Why not keep your healthy ovary? You will be in better shape now, and 20 years from now, for keeping healthy ovaries.

Your ovaries do many things for you and this is why even limited ovarian function is still better than hormone replacement therapy. HRT can be very good and is crucial for women in surgical menopause, but it isn't always easy and it can't duplicate the real thing.

Of course if you are dealing with endometriosis, have a family history with ovarian cancer, PCOS or other medical reasons, this is something to discuss with your surgeon.

Many women have prophylactic oopherectomies (ovaries removed as a preventive measure for family history of ovarian cancer/breast cancer).

Many women have their ovaries removed with their hysterectomy as a last resort treatment to debilatating endometriosis. (Some later discover that the oopherectomy did not cure their endo.)

Other women have one ovary removed that isn't functioning properly, leaving one healthy one. The healthy ovary can take over for the one which was removed, providing adequate hormones in most cases.

Some members of the medical community believe that women who are close to fifty years of age should have their ovaries removed at the time a hysterectomy is performed because they will be approaching menopause soon anyway and "don't need them anymore

HysterSisters knows that even as menopause approaches, the ovaries continue to function, dribbing hormones and regulating functions within our bodies.

Others within the medical community believe that the ovaries have a high probability of failing within 5 years post-hysterectomy. Since we do not know the percentages, the HysterSisters still believe that its important to keep healthy organs even if HRT might be needed after 5 years.

This is absolutely not a decision to be taken lightly or for the convenience of avoiding a later surgery. If you need ovarian removal later, it's a much less serious procedure--and meanwhile you've had that amount of time with the original equipment. In fact a simple laproscopic surgery can remove both ovaries with a short recovery.

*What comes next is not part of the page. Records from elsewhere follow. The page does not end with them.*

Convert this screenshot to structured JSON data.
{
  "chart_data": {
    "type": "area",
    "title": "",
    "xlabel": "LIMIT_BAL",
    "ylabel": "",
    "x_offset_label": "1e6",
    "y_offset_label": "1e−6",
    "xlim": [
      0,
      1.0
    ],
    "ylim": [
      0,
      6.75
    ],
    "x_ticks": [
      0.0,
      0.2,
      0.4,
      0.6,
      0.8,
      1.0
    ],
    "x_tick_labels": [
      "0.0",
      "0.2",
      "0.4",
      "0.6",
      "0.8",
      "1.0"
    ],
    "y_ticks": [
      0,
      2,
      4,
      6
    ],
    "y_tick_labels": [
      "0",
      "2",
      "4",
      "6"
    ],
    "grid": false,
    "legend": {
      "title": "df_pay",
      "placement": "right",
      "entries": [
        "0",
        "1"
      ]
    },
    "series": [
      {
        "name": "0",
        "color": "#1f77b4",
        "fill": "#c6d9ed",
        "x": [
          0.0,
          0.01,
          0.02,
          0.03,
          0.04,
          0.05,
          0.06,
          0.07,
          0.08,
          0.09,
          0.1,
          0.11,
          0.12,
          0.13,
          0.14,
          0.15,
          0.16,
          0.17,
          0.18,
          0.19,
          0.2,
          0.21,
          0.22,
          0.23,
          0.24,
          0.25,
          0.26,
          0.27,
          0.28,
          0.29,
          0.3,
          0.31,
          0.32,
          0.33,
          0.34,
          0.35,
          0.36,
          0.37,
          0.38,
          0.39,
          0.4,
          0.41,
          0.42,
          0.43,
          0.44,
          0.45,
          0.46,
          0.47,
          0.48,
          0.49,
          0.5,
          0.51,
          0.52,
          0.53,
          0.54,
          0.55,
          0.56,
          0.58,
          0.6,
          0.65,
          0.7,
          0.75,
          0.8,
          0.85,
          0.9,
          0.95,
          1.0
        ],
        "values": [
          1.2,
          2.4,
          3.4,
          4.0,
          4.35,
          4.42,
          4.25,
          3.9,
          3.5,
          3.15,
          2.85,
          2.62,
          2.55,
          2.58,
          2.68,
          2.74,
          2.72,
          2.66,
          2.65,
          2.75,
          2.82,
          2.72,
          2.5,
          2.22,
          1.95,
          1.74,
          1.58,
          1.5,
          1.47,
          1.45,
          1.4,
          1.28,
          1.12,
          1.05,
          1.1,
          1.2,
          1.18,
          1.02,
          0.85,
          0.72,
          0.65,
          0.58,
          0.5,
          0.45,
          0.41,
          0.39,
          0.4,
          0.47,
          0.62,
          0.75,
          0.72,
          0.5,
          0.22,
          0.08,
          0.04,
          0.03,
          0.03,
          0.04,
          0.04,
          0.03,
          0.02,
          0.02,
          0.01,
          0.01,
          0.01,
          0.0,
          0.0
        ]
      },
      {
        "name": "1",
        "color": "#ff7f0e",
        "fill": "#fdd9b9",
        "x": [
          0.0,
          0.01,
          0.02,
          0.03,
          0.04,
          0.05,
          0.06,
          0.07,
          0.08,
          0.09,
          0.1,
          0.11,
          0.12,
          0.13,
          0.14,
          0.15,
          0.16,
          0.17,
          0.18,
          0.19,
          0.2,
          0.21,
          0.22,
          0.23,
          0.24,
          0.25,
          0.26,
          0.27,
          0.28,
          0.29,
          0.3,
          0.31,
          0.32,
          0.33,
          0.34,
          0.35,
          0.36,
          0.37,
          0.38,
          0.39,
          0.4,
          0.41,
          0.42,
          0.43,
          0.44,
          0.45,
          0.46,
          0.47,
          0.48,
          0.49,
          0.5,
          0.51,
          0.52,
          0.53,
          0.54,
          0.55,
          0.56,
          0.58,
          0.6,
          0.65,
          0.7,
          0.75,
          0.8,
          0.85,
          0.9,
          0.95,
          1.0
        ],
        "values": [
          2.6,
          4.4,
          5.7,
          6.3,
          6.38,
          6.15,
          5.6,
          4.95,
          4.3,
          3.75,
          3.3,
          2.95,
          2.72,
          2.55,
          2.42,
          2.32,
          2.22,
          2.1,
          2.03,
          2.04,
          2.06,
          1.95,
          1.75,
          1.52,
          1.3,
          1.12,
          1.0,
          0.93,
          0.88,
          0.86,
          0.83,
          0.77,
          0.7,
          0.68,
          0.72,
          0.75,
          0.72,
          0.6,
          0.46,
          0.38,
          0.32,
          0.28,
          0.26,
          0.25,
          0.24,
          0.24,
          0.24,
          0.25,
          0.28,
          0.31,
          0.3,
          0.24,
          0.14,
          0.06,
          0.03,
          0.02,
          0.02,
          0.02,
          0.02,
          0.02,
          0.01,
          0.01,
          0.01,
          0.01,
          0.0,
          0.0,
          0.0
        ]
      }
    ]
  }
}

There are enough uncertainties in this entire surgery and its aftermath that you need to be very certain that you have not eliminated any option. Only if you know you have exhausted all your choices can you deal with any difficulties and complications without lingering doubts of if-I'd-only.

Don't move too quickly into a decision from which there is no going back. Try to give yourself time to really feel the rightness of your decision, so that you can then embrace what has to be done.